For the most innovative banks, 2026 will be the year that AI moves from the back office to the customer relationship. After years of preparation, the data, tools and guardrails have all aligned. Deep AI-learning-enabled intelligence will make possible personalization at scale. It will allow bankers to position the right solutions to the right customers at the right moment to address their financial needs. Harnessing this potential will require significant alignment internally, and for most, externally. The largest banks already have multi-billion-dollar AI and emerging-technology budgets that is allowing significant in-house development and innovation. For everyone else, moving at pace and scale will require partnerships.
In addition to tuning service delivery to the affluent segment, another exciting application for decision intelligence is targeted deepening in the mass market. Recent Curinos research has illustrated the power of growing with the mass market consumer versus simply banking the average mass affluent customer. After five years, the average mass affluent relationship has eroded by more than 30%. At the same time, the top quintile of mass market relationships has grown more than four-fold, which significantly closes the profitability gap between the segments (Figure 3). While most regional banks struggle to win at scale in the mass market, integrating decision intelligence into relationship deepening will enable them to win with precision.

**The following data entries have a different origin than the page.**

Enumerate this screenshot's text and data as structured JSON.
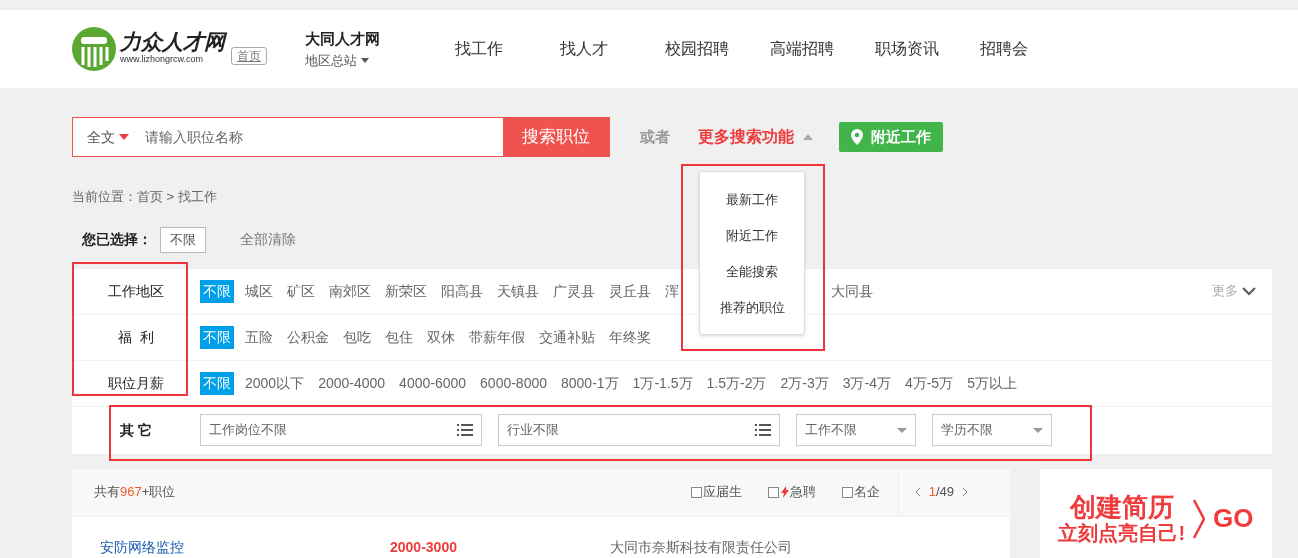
{
  "header": {
    "logo_text": "力众人才网",
    "logo_url": "www.lizhongrcw.com",
    "home_tag": "首页",
    "site_name": "大同人才网",
    "station": "地区总站",
    "nav": [
      {
        "label": "找工作"
      },
      {
        "label": "找人才"
      },
      {
        "label": "校园招聘"
      },
      {
        "label": "高端招聘"
      },
      {
        "label": "职场资讯"
      },
      {
        "label": "招聘会"
      }
    ]
  },
  "search": {
    "scope": "全文",
    "placeholder": "请输入职位名称",
    "button": "搜索职位",
    "or_text": "或者",
    "more": "更多搜索功能",
    "nearby_button": "附近工作"
  },
  "more_menu": {
    "expanded": true,
    "items": [
      "最新工作",
      "附近工作",
      "全能搜索",
      "推荐的职位"
    ]
  },
  "breadcrumb": "当前位置：首页 > 找工作",
  "selection": {
    "label": "您已选择：",
    "tags": [
      "不限"
    ],
    "clear": "全部清除"
  },
  "filters": [
    {
      "label": "工作地区",
      "more": "更多",
      "options": [
        {
          "label": "不限",
          "selected": true
        },
        {
          "label": "城区",
          "selected": false
        },
        {
          "label": "矿区",
          "selected": false
        },
        {
          "label": "南郊区",
          "selected": false
        },
        {
          "label": "新荣区",
          "selected": false
        },
        {
          "label": "阳高县",
          "selected": false
        },
        {
          "label": "天镇县",
          "selected": false
        },
        {
          "label": "广灵县",
          "selected": false
        },
        {
          "label": "灵丘县",
          "selected": false
        },
        {
          "label": "浑",
          "selected": false
        },
        {
          "label": "大同县",
          "selected": false
        }
      ]
    },
    {
      "label": "福  利",
      "options": [
        {
          "label": "不限",
          "selected": true
        },
        {
          "label": "五险",
          "selected": false
        },
        {
          "label": "公积金",
          "selected": false
        },
        {
          "label": "包吃",
          "selected": false
        },
        {
          "label": "包住",
          "selected": false
        },
        {
          "label": "双休",
          "selected": false
        },
        {
          "label": "带薪年假",
          "selected": false
        },
        {
          "label": "交通补贴",
          "selected": false
        },
        {
          "label": "年终奖",
          "selected": false
        }
      ]
    },
    {
      "label": "职位月薪",
      "options": [
        {
          "label": "不限",
          "selected": true
        },
        {
          "label": "2000以下",
          "selected": false
        },
        {
          "label": "2000-4000",
          "selected": false
        },
        {
          "label": "4000-6000",
          "selected": false
        },
        {
          "label": "6000-8000",
          "selected": false
        },
        {
          "label": "8000-1万",
          "selected": false
        },
        {
          "label": "1万-1.5万",
          "selected": false
        },
        {
          "label": "1.5万-2万",
          "selected": false
        },
        {
          "label": "2万-3万",
          "selected": false
        },
        {
          "label": "3万-4万",
          "selected": false
        },
        {
          "label": "4万-5万",
          "selected": false
        },
        {
          "label": "5万以上",
          "selected": false
        }
      ]
    }
  ],
  "other": {
    "label": "其 它",
    "fields": [
      {
        "kind": "list",
        "value": "工作岗位不限"
      },
      {
        "kind": "list",
        "value": "行业不限"
      },
      {
        "kind": "select",
        "value": "工作不限"
      },
      {
        "kind": "select",
        "value": "学历不限"
      }
    ]
  },
  "results": {
    "prefix": "共有",
    "count": "967",
    "suffix": "+职位",
    "checks": [
      {
        "label": "应届生",
        "checked": false,
        "urgent": false
      },
      {
        "label": "急聘",
        "checked": false,
        "urgent": true
      },
      {
        "label": "名企",
        "checked": false,
        "urgent": false
      }
    ],
    "page_current": "1",
    "page_total": "/49",
    "rows": [
      {
        "title": "安防网络监控",
        "salary": "2000-3000",
        "company": "大同市奈斯科技有限责任公司"
      }
    ]
  },
  "ad": {
    "line1": "创建简历",
    "line2": "立刻点亮自己!",
    "go": "GO"
  }
}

Figure 3: Average Customer Balance Change
Over Time, by Segment
Source(s): Curinos Deposit Analyzer; Curinos Distribution Analyzer; Curinos Analysis
Note(s): 1. Customer base established as those who are with the bank at three months on book (does not account for attrition in first three months) 2. Average balance indexed to customer balances at three months on book
Based on consumer customers who entered through checking | Mass Market defined as <$10K deposit balances at M3, Mass Affluent >$10K deposit balances at M3 | Proforma view assumes 3MOB starting dep. balance of $10K (MA) and $1K (MM)
The Future Has Arrived
The market for primary customer relationships is getting more competitive and dynamic. Traditional regional banks are at a scale disadvantage relative to both national banks and fintechs. But the first AI native year in banking represents a sea change, and change creates opportunity. To capitalize, and to reverse the trend of share loss, regional banks will need to embrace the potential of decision intelligence and leverage it to achieve distinctive levels of personalization in the service and advice-delivery model.